Alan García seems to want to be put to trial for crimes against humankind: his last days of mandate are all covered in blood. I just mentioned that five people were killed in Juliaca and I read now that other four were murdered in Huancavelica, further Northeast, in the center of Peru.
Three of them killed by police forces either by shot or beatings: Oswaldo Quispe Lázaro, 22, Iván Cora Quispe, 30 and Davyi Huallalani Martínez, 14. A fourth demonstrator, Julio Páucar, died accidentally while flipping a truck over a to set up a barricade.
Local police admitted that there were police infiltrated among the protesters and that the deaths happened in the context of fights between these plain-clothes policemen and demonstrators. They admitted to have live ammunition (bullets and pellets) to repress the protests.
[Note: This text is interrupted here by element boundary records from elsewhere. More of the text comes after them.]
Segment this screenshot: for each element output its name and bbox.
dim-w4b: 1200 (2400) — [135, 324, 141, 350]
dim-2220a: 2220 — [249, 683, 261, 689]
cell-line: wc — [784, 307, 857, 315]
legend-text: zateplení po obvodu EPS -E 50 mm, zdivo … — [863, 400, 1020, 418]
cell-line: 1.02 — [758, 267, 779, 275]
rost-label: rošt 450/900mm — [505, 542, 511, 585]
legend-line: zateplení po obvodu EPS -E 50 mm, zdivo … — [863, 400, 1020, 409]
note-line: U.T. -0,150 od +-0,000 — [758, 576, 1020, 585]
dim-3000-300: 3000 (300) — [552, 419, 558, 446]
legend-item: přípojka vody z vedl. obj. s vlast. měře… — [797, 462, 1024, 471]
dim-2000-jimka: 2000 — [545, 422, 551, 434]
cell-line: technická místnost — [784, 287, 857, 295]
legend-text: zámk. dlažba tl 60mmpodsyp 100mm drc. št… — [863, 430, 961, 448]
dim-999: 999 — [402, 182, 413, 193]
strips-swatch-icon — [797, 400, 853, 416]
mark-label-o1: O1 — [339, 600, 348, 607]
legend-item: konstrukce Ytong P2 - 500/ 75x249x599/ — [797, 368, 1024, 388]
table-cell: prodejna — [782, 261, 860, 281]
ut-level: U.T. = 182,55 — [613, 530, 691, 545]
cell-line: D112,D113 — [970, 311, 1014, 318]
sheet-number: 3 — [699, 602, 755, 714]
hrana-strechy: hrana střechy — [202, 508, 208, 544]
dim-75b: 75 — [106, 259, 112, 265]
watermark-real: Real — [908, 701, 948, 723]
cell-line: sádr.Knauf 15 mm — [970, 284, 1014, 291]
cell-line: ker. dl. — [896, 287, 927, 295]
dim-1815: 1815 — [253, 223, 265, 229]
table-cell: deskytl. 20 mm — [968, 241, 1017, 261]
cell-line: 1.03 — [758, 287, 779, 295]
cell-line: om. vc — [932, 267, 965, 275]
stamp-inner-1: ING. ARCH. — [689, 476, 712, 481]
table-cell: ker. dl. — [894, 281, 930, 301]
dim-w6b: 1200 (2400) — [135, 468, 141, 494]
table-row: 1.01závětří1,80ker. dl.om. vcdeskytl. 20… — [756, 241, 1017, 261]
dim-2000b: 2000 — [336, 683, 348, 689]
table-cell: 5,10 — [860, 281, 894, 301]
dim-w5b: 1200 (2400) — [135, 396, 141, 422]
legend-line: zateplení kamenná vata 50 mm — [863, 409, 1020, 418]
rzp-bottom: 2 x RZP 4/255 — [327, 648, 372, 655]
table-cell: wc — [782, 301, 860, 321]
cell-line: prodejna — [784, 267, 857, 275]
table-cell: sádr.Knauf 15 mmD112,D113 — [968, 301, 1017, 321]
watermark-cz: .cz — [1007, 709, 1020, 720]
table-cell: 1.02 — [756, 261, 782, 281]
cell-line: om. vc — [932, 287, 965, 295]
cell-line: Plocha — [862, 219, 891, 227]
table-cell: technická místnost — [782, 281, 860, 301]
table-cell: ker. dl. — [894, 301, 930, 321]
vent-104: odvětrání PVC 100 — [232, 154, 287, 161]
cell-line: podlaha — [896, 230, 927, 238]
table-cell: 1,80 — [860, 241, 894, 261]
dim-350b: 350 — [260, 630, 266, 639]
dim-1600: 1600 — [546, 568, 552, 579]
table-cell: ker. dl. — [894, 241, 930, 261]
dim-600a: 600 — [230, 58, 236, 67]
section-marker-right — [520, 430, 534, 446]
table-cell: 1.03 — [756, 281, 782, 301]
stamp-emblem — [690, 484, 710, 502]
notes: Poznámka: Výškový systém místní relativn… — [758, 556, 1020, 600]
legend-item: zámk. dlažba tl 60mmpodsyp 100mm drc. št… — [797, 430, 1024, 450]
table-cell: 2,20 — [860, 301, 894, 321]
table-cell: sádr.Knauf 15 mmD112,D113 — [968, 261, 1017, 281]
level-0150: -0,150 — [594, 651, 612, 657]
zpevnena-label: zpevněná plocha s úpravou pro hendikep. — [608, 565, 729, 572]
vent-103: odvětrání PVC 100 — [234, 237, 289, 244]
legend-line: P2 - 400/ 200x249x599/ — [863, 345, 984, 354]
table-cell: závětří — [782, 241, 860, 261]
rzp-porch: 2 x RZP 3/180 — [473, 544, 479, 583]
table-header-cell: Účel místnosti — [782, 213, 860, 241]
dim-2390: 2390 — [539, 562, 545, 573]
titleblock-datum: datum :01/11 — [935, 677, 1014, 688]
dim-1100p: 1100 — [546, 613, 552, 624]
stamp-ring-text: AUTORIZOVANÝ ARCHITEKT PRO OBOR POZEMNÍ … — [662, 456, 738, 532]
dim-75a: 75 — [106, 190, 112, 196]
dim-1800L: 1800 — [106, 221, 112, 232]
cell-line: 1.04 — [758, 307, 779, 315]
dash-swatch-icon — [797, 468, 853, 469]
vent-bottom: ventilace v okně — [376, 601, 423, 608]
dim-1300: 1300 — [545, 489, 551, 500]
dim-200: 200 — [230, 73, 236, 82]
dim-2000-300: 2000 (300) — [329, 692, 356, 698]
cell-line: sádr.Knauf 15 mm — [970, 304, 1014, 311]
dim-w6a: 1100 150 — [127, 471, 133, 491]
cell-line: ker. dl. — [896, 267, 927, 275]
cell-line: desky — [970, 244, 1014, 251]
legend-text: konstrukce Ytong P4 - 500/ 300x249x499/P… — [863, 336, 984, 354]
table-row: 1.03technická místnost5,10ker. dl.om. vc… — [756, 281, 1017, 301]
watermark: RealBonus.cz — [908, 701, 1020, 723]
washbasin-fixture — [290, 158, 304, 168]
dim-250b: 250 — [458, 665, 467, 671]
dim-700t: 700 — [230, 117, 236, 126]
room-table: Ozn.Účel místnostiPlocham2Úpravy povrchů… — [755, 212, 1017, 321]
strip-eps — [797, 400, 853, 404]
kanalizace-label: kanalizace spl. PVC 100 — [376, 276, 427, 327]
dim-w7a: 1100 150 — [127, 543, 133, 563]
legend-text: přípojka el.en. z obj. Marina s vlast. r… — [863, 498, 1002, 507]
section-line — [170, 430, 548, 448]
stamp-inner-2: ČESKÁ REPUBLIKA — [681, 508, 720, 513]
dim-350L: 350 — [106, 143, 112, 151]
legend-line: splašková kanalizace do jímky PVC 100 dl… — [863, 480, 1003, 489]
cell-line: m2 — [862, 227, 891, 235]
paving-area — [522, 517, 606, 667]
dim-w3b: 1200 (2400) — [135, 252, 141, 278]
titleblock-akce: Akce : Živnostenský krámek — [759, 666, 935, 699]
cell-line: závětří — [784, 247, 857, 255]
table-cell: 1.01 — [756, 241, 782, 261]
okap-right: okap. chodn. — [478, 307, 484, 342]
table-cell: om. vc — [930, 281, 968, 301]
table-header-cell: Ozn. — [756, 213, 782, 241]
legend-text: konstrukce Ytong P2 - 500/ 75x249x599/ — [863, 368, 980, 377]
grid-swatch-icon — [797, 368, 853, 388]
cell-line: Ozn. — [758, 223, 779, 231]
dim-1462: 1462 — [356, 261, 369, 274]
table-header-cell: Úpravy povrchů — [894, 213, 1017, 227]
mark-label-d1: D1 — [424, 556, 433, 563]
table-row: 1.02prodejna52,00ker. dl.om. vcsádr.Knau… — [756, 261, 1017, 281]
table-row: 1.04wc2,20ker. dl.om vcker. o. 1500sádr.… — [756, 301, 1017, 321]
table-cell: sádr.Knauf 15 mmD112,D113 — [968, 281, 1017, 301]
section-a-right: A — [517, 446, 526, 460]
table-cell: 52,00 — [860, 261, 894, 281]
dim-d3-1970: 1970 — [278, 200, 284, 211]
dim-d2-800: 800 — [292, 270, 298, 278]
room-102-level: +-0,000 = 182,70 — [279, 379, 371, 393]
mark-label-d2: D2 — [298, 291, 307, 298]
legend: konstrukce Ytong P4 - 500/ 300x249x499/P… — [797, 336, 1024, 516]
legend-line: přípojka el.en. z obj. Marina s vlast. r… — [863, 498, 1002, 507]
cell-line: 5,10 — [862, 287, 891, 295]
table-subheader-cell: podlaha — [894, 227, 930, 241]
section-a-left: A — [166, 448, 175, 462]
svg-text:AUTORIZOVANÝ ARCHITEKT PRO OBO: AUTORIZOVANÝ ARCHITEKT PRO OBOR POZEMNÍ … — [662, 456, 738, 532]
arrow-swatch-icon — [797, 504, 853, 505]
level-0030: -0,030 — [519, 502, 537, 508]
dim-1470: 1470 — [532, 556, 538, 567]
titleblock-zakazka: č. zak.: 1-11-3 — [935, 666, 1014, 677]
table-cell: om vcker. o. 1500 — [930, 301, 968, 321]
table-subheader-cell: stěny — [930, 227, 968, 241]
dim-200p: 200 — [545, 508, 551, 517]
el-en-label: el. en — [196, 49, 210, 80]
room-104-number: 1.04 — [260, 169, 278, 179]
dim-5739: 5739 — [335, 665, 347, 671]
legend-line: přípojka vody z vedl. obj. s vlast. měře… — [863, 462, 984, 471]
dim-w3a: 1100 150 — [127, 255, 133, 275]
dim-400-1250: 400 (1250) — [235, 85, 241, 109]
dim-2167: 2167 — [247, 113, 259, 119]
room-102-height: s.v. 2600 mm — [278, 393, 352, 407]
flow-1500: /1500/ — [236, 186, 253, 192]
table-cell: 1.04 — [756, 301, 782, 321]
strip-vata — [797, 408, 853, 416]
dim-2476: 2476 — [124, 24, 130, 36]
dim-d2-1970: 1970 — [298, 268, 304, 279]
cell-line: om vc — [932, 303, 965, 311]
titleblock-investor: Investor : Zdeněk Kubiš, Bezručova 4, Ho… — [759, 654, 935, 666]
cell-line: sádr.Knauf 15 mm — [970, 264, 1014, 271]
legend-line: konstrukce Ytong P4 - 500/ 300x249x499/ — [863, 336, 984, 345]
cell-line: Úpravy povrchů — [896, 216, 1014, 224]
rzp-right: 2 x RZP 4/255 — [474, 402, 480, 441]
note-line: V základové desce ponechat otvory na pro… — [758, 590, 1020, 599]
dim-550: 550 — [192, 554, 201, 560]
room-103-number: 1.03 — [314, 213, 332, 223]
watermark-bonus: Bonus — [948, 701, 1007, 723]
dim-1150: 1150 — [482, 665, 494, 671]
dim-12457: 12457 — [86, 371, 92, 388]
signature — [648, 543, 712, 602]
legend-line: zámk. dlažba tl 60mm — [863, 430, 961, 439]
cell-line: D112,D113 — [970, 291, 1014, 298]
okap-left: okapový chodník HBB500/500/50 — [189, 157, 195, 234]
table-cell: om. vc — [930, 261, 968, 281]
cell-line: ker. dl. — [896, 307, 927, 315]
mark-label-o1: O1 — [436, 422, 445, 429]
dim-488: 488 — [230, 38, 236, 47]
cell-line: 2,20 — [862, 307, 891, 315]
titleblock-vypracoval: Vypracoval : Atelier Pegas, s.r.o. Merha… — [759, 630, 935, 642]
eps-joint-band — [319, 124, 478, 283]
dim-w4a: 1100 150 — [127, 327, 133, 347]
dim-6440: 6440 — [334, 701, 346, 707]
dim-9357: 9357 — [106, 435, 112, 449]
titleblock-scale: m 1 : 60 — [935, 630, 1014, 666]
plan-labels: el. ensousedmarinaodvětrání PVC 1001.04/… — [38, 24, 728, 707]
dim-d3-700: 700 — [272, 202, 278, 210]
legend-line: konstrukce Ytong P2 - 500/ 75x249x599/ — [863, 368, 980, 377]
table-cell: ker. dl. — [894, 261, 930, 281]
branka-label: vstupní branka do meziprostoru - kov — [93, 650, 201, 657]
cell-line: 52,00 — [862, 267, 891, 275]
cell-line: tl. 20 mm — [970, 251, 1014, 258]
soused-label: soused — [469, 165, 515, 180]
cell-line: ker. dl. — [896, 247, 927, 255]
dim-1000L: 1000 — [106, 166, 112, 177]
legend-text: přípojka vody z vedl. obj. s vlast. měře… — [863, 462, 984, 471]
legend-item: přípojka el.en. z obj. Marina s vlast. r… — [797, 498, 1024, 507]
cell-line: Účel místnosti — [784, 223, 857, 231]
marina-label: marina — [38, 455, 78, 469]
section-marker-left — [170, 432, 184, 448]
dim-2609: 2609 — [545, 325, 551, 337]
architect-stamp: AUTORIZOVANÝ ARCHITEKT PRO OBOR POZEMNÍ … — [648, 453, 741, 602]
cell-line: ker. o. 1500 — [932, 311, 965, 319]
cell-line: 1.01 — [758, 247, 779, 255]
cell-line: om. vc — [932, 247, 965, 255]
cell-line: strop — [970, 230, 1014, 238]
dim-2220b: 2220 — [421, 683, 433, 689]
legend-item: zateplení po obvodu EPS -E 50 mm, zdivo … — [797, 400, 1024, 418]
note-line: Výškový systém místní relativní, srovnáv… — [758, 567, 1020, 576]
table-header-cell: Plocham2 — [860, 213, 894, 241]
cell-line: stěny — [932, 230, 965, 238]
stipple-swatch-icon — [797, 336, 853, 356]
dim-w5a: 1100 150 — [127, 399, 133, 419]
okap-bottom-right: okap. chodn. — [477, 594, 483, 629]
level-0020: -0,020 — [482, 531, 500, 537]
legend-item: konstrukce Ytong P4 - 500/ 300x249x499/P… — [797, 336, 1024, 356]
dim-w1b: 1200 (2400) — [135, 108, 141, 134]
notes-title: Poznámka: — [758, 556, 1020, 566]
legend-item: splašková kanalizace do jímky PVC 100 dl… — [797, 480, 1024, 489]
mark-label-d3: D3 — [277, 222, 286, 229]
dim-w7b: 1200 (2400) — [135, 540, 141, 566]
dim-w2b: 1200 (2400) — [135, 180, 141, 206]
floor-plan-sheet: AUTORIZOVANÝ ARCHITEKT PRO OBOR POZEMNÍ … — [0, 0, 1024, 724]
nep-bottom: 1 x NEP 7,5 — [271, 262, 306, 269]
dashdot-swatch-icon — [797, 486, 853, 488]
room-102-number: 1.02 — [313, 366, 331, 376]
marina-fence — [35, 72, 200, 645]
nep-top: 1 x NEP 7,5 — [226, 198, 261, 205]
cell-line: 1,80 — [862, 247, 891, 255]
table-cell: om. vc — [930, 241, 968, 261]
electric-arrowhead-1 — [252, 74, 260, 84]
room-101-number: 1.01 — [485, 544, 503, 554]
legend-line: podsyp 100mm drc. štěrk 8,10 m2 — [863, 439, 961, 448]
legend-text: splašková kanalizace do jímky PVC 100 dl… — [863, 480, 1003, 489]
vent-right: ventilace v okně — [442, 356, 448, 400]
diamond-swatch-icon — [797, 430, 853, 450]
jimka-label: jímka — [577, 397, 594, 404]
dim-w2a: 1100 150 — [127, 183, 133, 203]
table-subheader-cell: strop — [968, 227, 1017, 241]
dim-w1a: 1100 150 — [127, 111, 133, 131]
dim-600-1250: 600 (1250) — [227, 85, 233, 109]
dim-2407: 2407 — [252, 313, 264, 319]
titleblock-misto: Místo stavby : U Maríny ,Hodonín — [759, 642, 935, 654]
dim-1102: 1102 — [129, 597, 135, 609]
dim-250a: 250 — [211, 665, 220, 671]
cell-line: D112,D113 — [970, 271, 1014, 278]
The protests mean to prevent that half of the local university's budget goes to a semi-private project that they consider unnecessary in nearby Tayacaja, in the same region, that has only 450,000 inhabitants as a whole. They argue that this project only obeys to political reasons and that it does not consider the real educative needs of the region.
According to Ana Delgado (La Haine), some 270 social conflicts are extremely hot around the country as outgoing President Alan García faces his last 40 days in power. Then President elect Ollanta Humala will assume power, hopefully for the better.